The fault, of course, does not lie with the universities alone. Among America's best educated and best placed echelons of society there is an endemic culture of moral diffidence and timidity. It is rarely called out, of course, because it has been very successful at hiding behind a mask of tolerance and open-mindedness. Frankly, I am sick of it. I am tired of having the culture, traditions, and norms that made us all who we are consistently denigrated because someone, somewhere, might have had their feelings hurt. The pendulum has swung entirely too far into the absurd and I decided to pour myself into this blog to join the growing backlash to push it back towards sanity.

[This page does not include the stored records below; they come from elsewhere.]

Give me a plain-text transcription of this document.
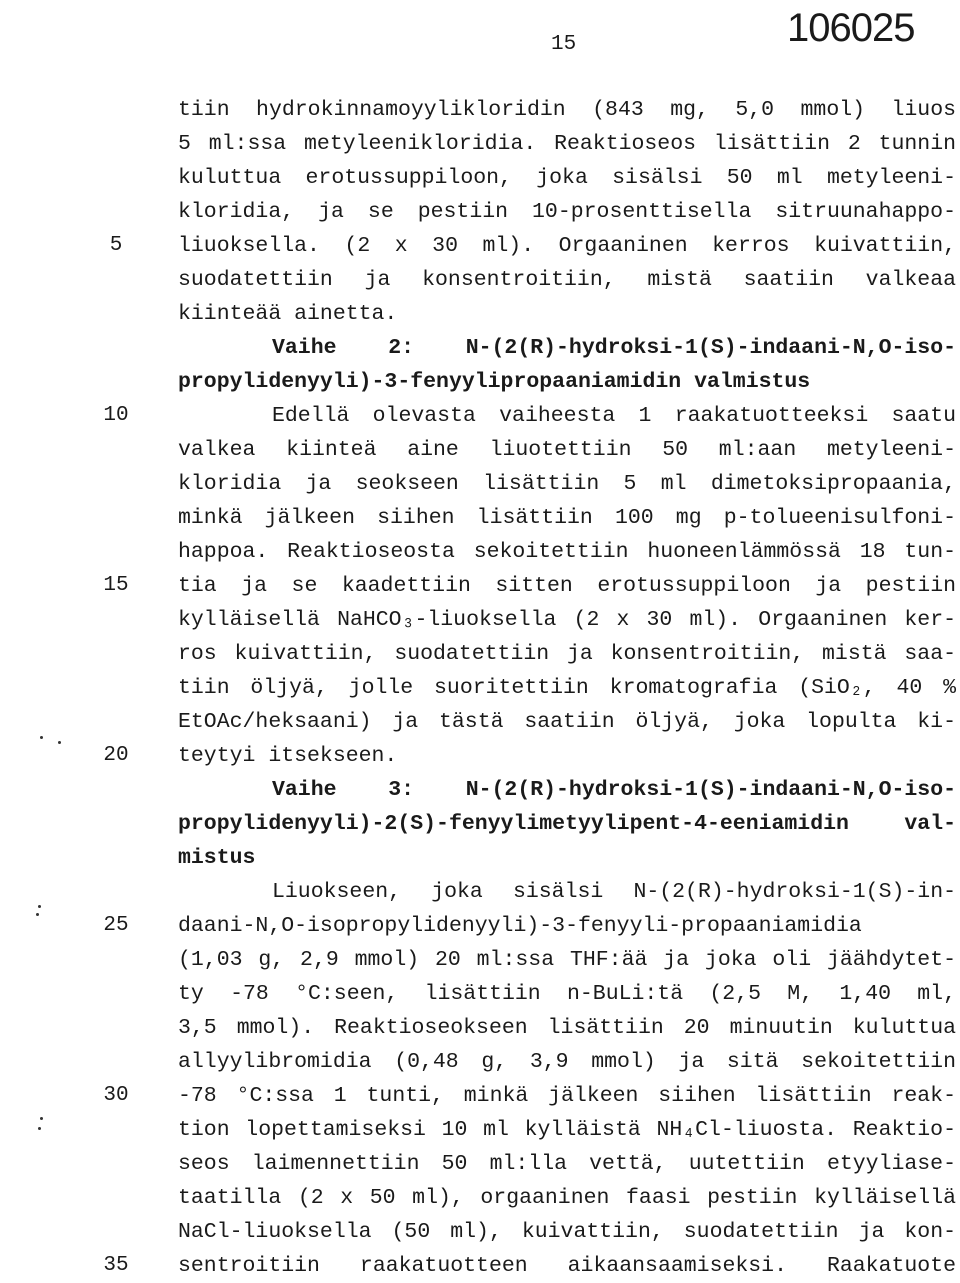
15	106025
tiin hydrokinnamoyylikloridin (843 mg, 5,0 mmol) liuos
5 ml:ssa metyleenikloridia. Reaktioseos lisättiin 2 tunnin
kuluttua erotussuppiloon, joka sisälsi 50 ml metyleeni-
kloridia, ja se pestiin 10-prosenttisella sitruunahappo-
liuoksella. (2 x 30 ml). Orgaaninen kerros kuivattiin,
suodatettiin ja konsentroitiin, mistä saatiin valkeaa
kiinteää ainetta.
Vaihe 2: N-(2(R)-hydroksi-1(S)-indaani-N,O-iso-
propylidenyyli)-3-fenyylipropaaniamidin valmistus
Edellä olevasta vaiheesta 1 raakatuotteeksi saatu
valkea kiinteä aine liuotettiin 50 ml:aan metyleeni-
kloridia ja seokseen lisättiin 5 ml dimetoksipropaania,
minkä jälkeen siihen lisättiin 100 mg p-tolueenisulfoni-
happoa. Reaktioseosta sekoitettiin huoneenlämmössä 18 tun-
tia ja se kaadettiin sitten erotussuppiloon ja pestiin
kylläisellä NaHCO₃-liuoksella (2 x 30 ml). Orgaaninen ker-
ros kuivattiin, suodatettiin ja konsentroitiin, mistä saa-
tiin öljyä, jolle suoritettiin kromatografia (SiO₂, 40 %
EtOAc/heksaani) ja tästä saatiin öljyä, joka lopulta ki-
teytyi itsekseen.
Vaihe 3: N-(2(R)-hydroksi-1(S)-indaani-N,O-iso-
propylidenyyli)-2(S)-fenyylimetyylipent-4-eeniamidin val-
mistus
Liuokseen, joka sisälsi N-(2(R)-hydroksi-1(S)-in-
daani-N,O-isopropylidenyyli)-3-fenyyli-propaaniamidia
(1,03 g, 2,9 mmol) 20 ml:ssa THF:ää ja joka oli jäähdytet-
ty -78 °C:seen, lisättiin n-BuLi:tä (2,5 M, 1,40 ml,
3,5 mmol). Reaktioseokseen lisättiin 20 minuutin kuluttua
allyylibromidia (0,48 g, 3,9 mmol) ja sitä sekoitettiin
-78 °C:ssa 1 tunti, minkä jälkeen siihen lisättiin reak-
tion lopettamiseksi 10 ml kylläistä NH₄Cl-liuosta. Reaktio-
seos laimennettiin 50 ml:lla vettä, uutettiin etyyliase-
taatilla (2 x 50 ml), orgaaninen faasi pestiin kylläisellä
NaCl-liuoksella (50 ml), kuivattiin, suodatettiin ja kon-
sentroitiin raakatuotteen aikaansaamiseksi. Raakatuote
5
10
15
20
25
30
35
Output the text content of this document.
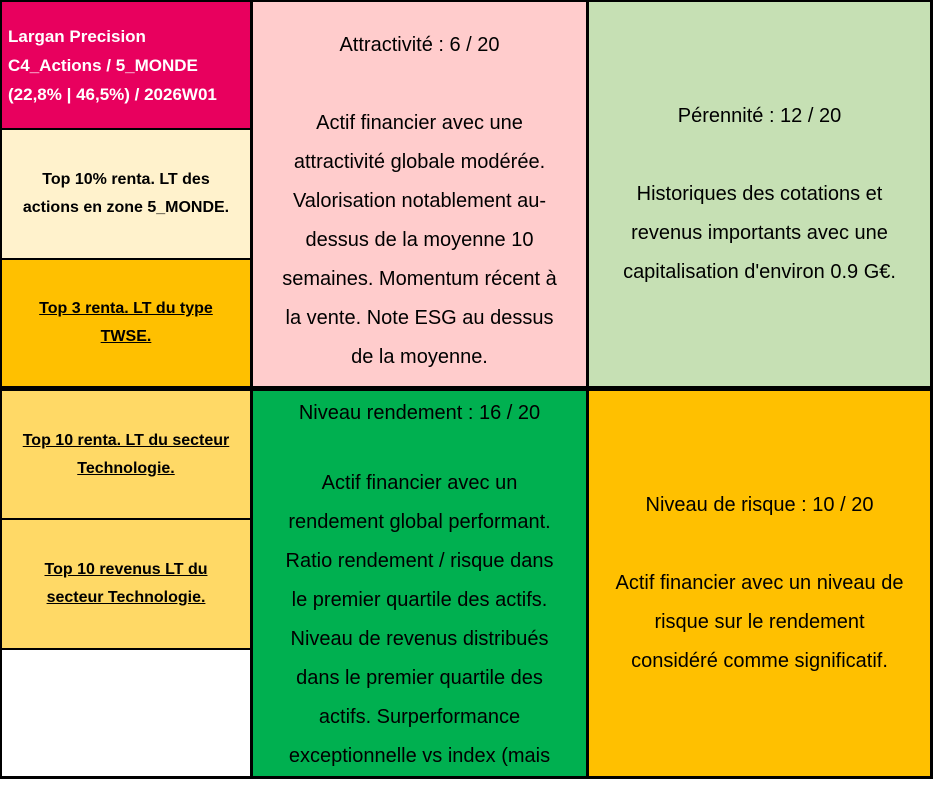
Largan Precision
C4_Actions / 5_MONDE
(22,8% | 46,5%) / 2026W01
Top 10% renta. LT des
actions en zone 5_MONDE.
Top 3 renta. LT du type
TWSE.
Top 10 renta. LT du secteur
Technologie.
Top 10 revenus LT du
secteur Technologie.
Attractivité : 6 / 20
Actif financier avec une
attractivité globale modérée.
Valorisation notablement au-
dessus de la moyenne 10
semaines. Momentum récent à
la vente. Note ESG au dessus
de la moyenne.
Pérennité : 12 / 20
Historiques des cotations et
revenus importants avec une
capitalisation d'environ 0.9 G€.
Niveau rendement : 16 / 20
Actif financier avec un
rendement global performant.
Ratio rendement / risque dans
le premier quartile des actifs.
Niveau de revenus distribués
dans le premier quartile des
actifs. Surperformance
exceptionnelle vs index (mais
Niveau de risque : 10 / 20
Actif financier avec un niveau de
risque sur le rendement
considéré comme significatif.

Like all young boys I went through a series of rebellious phases as a child. I questioned authority, taunted tradition, and defied the rules simply because I resented confinement. The key word there, however, is that I did these things when I was a child. Rebellious tendencies in children are a healthy sign of principled, independent thinking. There comes a time, however, when every young lad must put away childish things and consider his place in society. At the point where a boy stops thinking about himself, who he is or what he wants to do, and begins to reflect on how he can better serve his country and his kind. We live in such a youth (specifically teenage) oriented culture, however, that rebellion alone is all we ever glorify. Duty, honor, and what a prior generation used to call 'constancy' are consistently undermined by an ethic of "what's in it for me?" that masks itself as "freedom."

I consider it my purpose to strip all these self-serving social constructs that the liberal discourse has surrounded itself with and expose their inherent hypocrisy and wantonness.